Weeknight White Chicken Chili

Get the ultimate cold weather comfort-food on a busy weeknight.
Course Dinner
Prep Time 5 minutes
Cook Time 50 minutes
Total Time 55 minutes
Servings 6 -8
Author Jen Seislove

Ingredients

  • 1 medium white onion chopped
  • 3 cloves garlic minced
  • 1 tbsp. olive oil
  • 2 packs of chicken tender strips
  • 3 cups water
  • 1 tsp. salt
  • 1 tsp. pepper
  • 1 tsp. cumin
  • 1 tsp. chili powder
  • 1 tsp. dried oregano
  • dash of cayenne pepper optional
  • 64 ounce cans of white beans (4 cans) like cannellini, rinsed and drained
  • 14 1/2 ounces low sodium chicken broth
  • 16 ounce bag of frozen sweet corn
  • 9 ounces cans chopped green chilis (2 cans)
  • 3 tbsp fresh squeezed lime juice about 1 whole lime

Instructions

  1. Saute onions and garlic in olive oil over medium-high heat.
  2. When onions are translucent, add chicken that has been cut into small chunks.
  3. Cook until lightly browned.
  4. Add water and stir.
  5. Add all dry seasonings, the corn, half the beans, and green chilis.

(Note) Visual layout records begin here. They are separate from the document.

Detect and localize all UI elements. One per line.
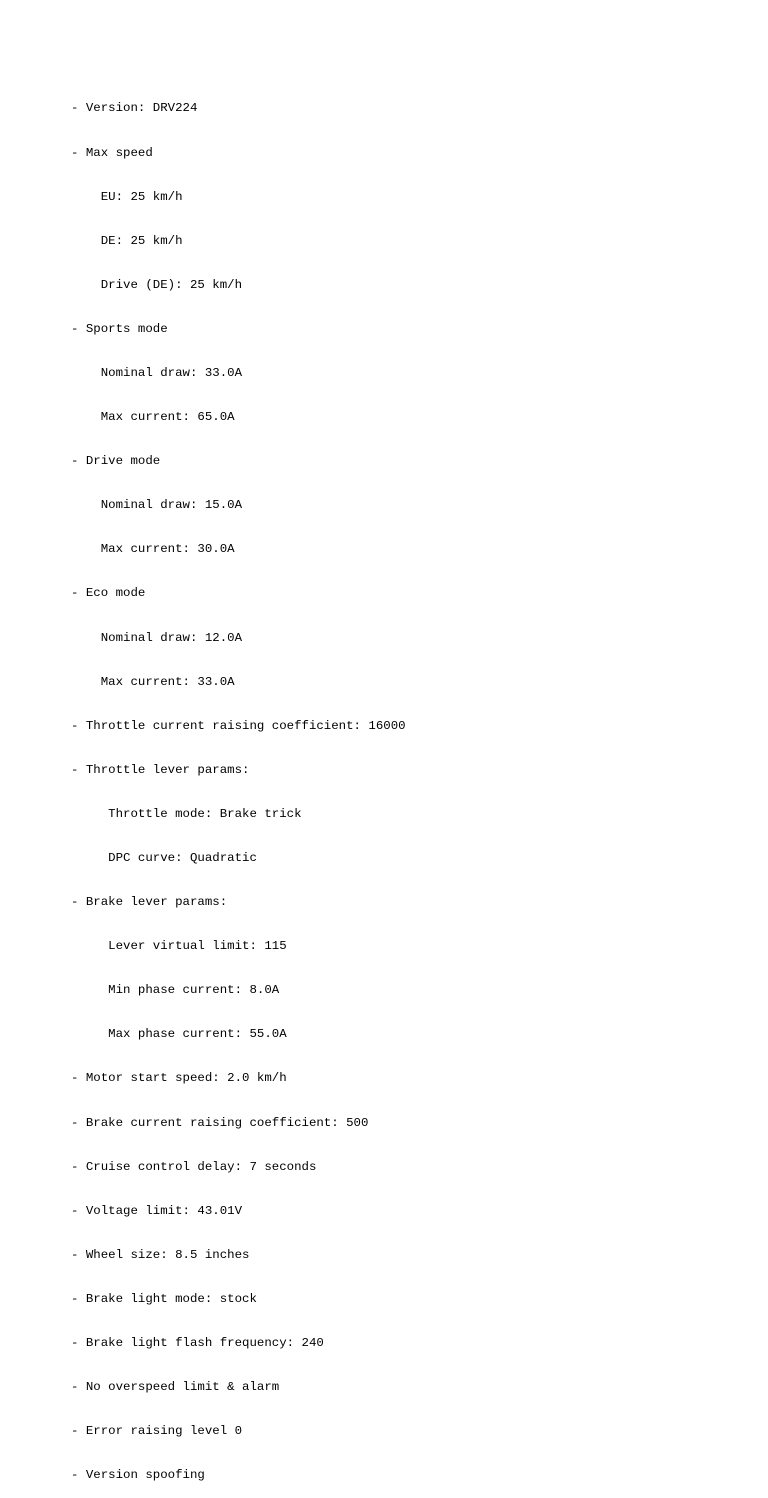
text-line: - Throttle lever params: (71, 762, 250, 777)
text-line: - Motor start speed: 2.0 km/h (71, 1071, 287, 1086)
text-line: - Brake light mode: stock (71, 1291, 257, 1306)
text-line: Nominal draw: 33.0A (71, 365, 243, 380)
text-line: - Cruise control delay: 7 seconds (71, 1159, 317, 1174)
text-line: - Drive mode (71, 454, 161, 469)
text-line: Drive (DE): 25 km/h (71, 277, 243, 292)
text-line: - Version: DRV224 (71, 101, 198, 116)
text-line: - Max speed (71, 145, 153, 160)
text-line: Nominal draw: 15.0A (71, 498, 243, 513)
text-line: Max current: 33.0A (71, 674, 235, 689)
text-line: Max current: 30.0A (71, 542, 235, 557)
text-line: - Throttle current raising coefficient: 16000 (71, 718, 406, 733)
text-line: - Wheel size: 8.5 inches (71, 1247, 250, 1262)
text-line: - Voltage limit: 43.01V (71, 1203, 243, 1218)
text-line: - Eco mode (71, 586, 146, 601)
text-line: - Version spoofing (71, 1468, 205, 1483)
text-line: EU: 25 km/h (71, 189, 183, 204)
text-line: Min phase current: 8.0A (71, 983, 280, 998)
config-text-document (71, 72, 406, 1498)
text-line: - Brake light flash frequency: 240 (71, 1336, 324, 1351)
text-line: - Brake lever params: (71, 895, 228, 910)
text-line: Max current: 65.0A (71, 410, 235, 425)
text-line: Lever virtual limit: 115 (71, 939, 287, 954)
text-line: - Error raising level 0 (71, 1424, 243, 1439)
text-line: DPC curve: Quadratic (71, 851, 257, 865)
text-line: - No overspeed limit & alarm (71, 1380, 280, 1395)
text-line: Throttle mode: Brake trick (71, 806, 302, 821)
text-line: Nominal draw: 12.0A (71, 630, 243, 645)
text-line: DE: 25 km/h (71, 233, 183, 248)
text-line: Max phase current: 55.0A (71, 1027, 287, 1042)
text-line: - Brake current raising coefficient: 500 (71, 1115, 369, 1130)
text-line: - Sports mode (71, 321, 168, 336)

Stir.
  6. Reduce heat and simmer, stirring often, for 10-15 minutes until the chicken is done.
  7. In a blender, mix half of the beans and the chicken broth until smooth. Add to the pot.
  8. Bring to a boil, then reduce the heat and simmer for 30 minutes or until blended and creamy.
  9. Serve with desired garnishes.

Recipe Notes

Cannellini beans or small white beans work well.
Serve with tortilla chips for a quick side option.
Garnish with toppings like sour cream, cilantro, jalapeño, shredded cheese, and avocado.